Bisogna aspettare l’era moderna, dal XVII secolo in poi, per vedere dei cambiamenti
nelle strutture familiari e nelle funzioni della famiglia, e molti anni sono dovuti passare
prima che la donna, dal punto di vista giuridico, venisse presa in considerazione nei vari
ordinamenti.
La donna, per questi motivi, è stata considerata oggetto di studio solo, quando ha
acquisito “visibilità”; così è stato per la criminalità femminile, divenuta seria materia
d’indagine e di trattazione teorica solo in epoca recente.

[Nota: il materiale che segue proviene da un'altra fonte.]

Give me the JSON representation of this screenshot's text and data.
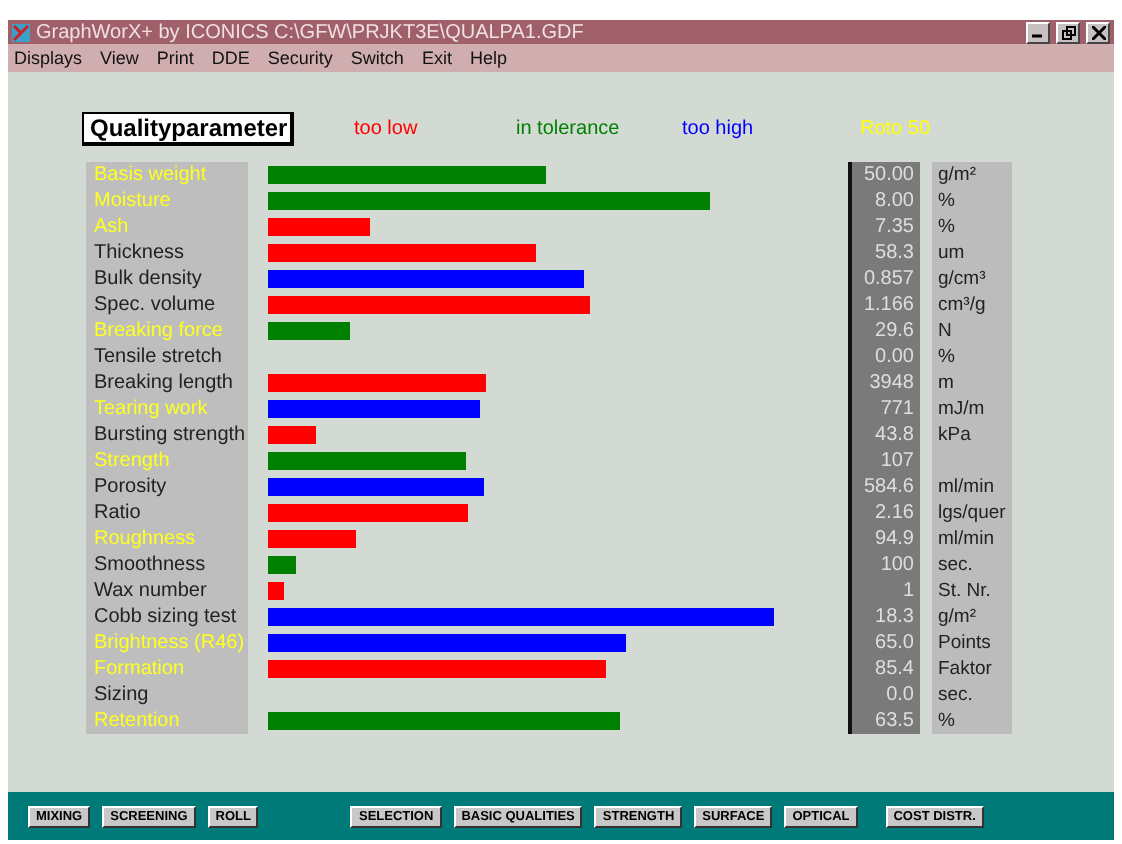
{
  "window": {
    "title": "GraphWorX+ by ICONICS  C:\\GFW\\PRJKT3E\\QUALPA1.GDF"
  },
  "menu": [
    "Displays",
    "View",
    "Print",
    "DDE",
    "Security",
    "Switch",
    "Exit",
    "Help"
  ],
  "header": {
    "title": "Qualityparameter"
  },
  "legend": [
    {
      "label": "too low",
      "color": "#ff0000"
    },
    {
      "label": "in tolerance",
      "color": "#008000"
    },
    {
      "label": "too high",
      "color": "#0000ff"
    },
    {
      "label": "Roto 50",
      "color": "#ffff00"
    }
  ],
  "rows": [
    {
      "name": "Basis weight",
      "roto": true,
      "color": "#008000",
      "value": "50.00",
      "unit": "g/m²"
    },
    {
      "name": "Moisture",
      "roto": true,
      "color": "#008000",
      "value": "8.00",
      "unit": "%"
    },
    {
      "name": "Ash",
      "roto": true,
      "color": "#ff0000",
      "value": "7.35",
      "unit": "%"
    },
    {
      "name": "Thickness",
      "roto": false,
      "color": "#ff0000",
      "value": "58.3",
      "unit": "um"
    },
    {
      "name": "Bulk density",
      "roto": false,
      "color": "#0000ff",
      "value": "0.857",
      "unit": "g/cm³"
    },
    {
      "name": "Spec. volume",
      "roto": false,
      "color": "#ff0000",
      "value": "1.166",
      "unit": "cm³/g"
    },
    {
      "name": "Breaking force",
      "roto": true,
      "color": "#008000",
      "value": "29.6",
      "unit": "N"
    },
    {
      "name": "Tensile stretch",
      "roto": false,
      "value": "0.00",
      "unit": "%"
    },
    {
      "name": "Breaking length",
      "roto": false,
      "color": "#ff0000",
      "value": "3948",
      "unit": "m"
    },
    {
      "name": "Tearing work",
      "roto": true,
      "color": "#0000ff",
      "value": "771",
      "unit": "mJ/m"
    },
    {
      "name": "Bursting strength",
      "roto": false,
      "color": "#ff0000",
      "value": "43.8",
      "unit": "kPa"
    },
    {
      "name": "Strength",
      "roto": true,
      "color": "#008000",
      "value": "107"
    },
    {
      "name": "Porosity",
      "roto": false,
      "color": "#0000ff",
      "value": "584.6",
      "unit": "ml/min"
    },
    {
      "name": "Ratio",
      "roto": false,
      "color": "#ff0000",
      "value": "2.16",
      "unit": "lgs/quer"
    },
    {
      "name": "Roughness",
      "roto": true,
      "color": "#ff0000",
      "value": "94.9",
      "unit": "ml/min"
    },
    {
      "name": "Smoothness",
      "roto": false,
      "color": "#008000",
      "value": "100",
      "unit": "sec."
    },
    {
      "name": "Wax number",
      "roto": false,
      "color": "#ff0000",
      "value": "1",
      "unit": "St. Nr."
    },
    {
      "name": "Cobb sizing test",
      "roto": false,
      "color": "#0000ff",
      "value": "18.3",
      "unit": "g/m²"
    },
    {
      "name": "Brightness (R46)",
      "roto": true,
      "color": "#0000ff",
      "value": "65.0",
      "unit": "Points"
    },
    {
      "name": "Formation",
      "roto": true,
      "color": "#ff0000",
      "value": "85.4",
      "unit": "Faktor"
    },
    {
      "name": "Sizing",
      "roto": false,
      "value": "0.0",
      "unit": "sec."
    },
    {
      "name": "Retention",
      "roto": true,
      "color": "#008000",
      "value": "63.5",
      "unit": "%"
    }
  ],
  "buttons": [
    "MIXING",
    "SCREENING",
    "ROLL",
    "SELECTION",
    "BASIC QUALITIES",
    "STRENGTH",
    "SURFACE",
    "OPTICAL",
    "COST DISTR."
  ]
}
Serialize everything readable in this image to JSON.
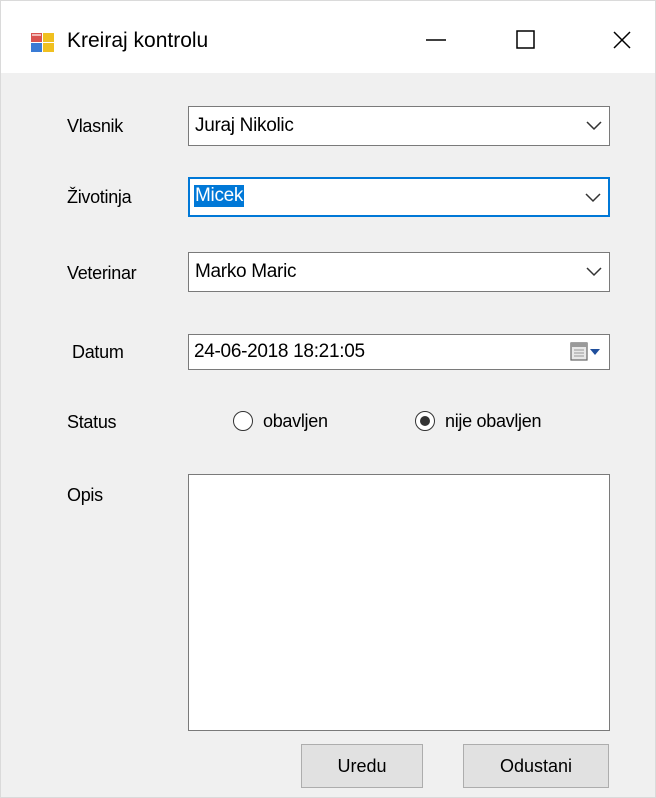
{
  "window": {
    "title": "Kreiraj kontrolu",
    "controls": {
      "minimize": "minimize",
      "maximize": "maximize",
      "close": "close"
    }
  },
  "form": {
    "vlasnik": {
      "label": "Vlasnik",
      "value": "Juraj Nikolic"
    },
    "zivotinja": {
      "label": "Životinja",
      "value": "Micek"
    },
    "veterinar": {
      "label": "Veterinar",
      "value": "Marko Maric"
    },
    "datum": {
      "label": "Datum",
      "value": "24-06-2018 18:21:05"
    },
    "status": {
      "label": "Status",
      "options": [
        {
          "label": "obavljen",
          "selected": false
        },
        {
          "label": "nije obavljen",
          "selected": true
        }
      ]
    },
    "opis": {
      "label": "Opis",
      "value": ""
    }
  },
  "buttons": {
    "ok": "Uredu",
    "cancel": "Odustani"
  },
  "colors": {
    "accent": "#0078d7",
    "background": "#f0f0f0",
    "button": "#e1e1e1"
  }
}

1.1 I perché della bassa presenza di criminalità femminile
Nel passato la scarsa presenza di donne delinquenti era un dato di fatto che non
suscitava interesse: le teorie sulla delinquenza erano orientate alla spiegazione e all’analisi
della sola criminalità maschile. La posizione subordinata in cui viveva la donna, la
presunzione della sua inferiorità biologica e intellettuale, portava a ritenere il sesso
femminile come incapace di condotte autonome e responsabili. Inoltre, i delitti di cui si
macchiavano maggiormente le donne erano quelli strettamente legati alla condizione
biologica, come la prostituzione, l’infanticidio, l’aborto o altri concepiti a misura d’uomo
come l’adulterio, considerato, in Italia, reato unicamente se commesso dalla moglie.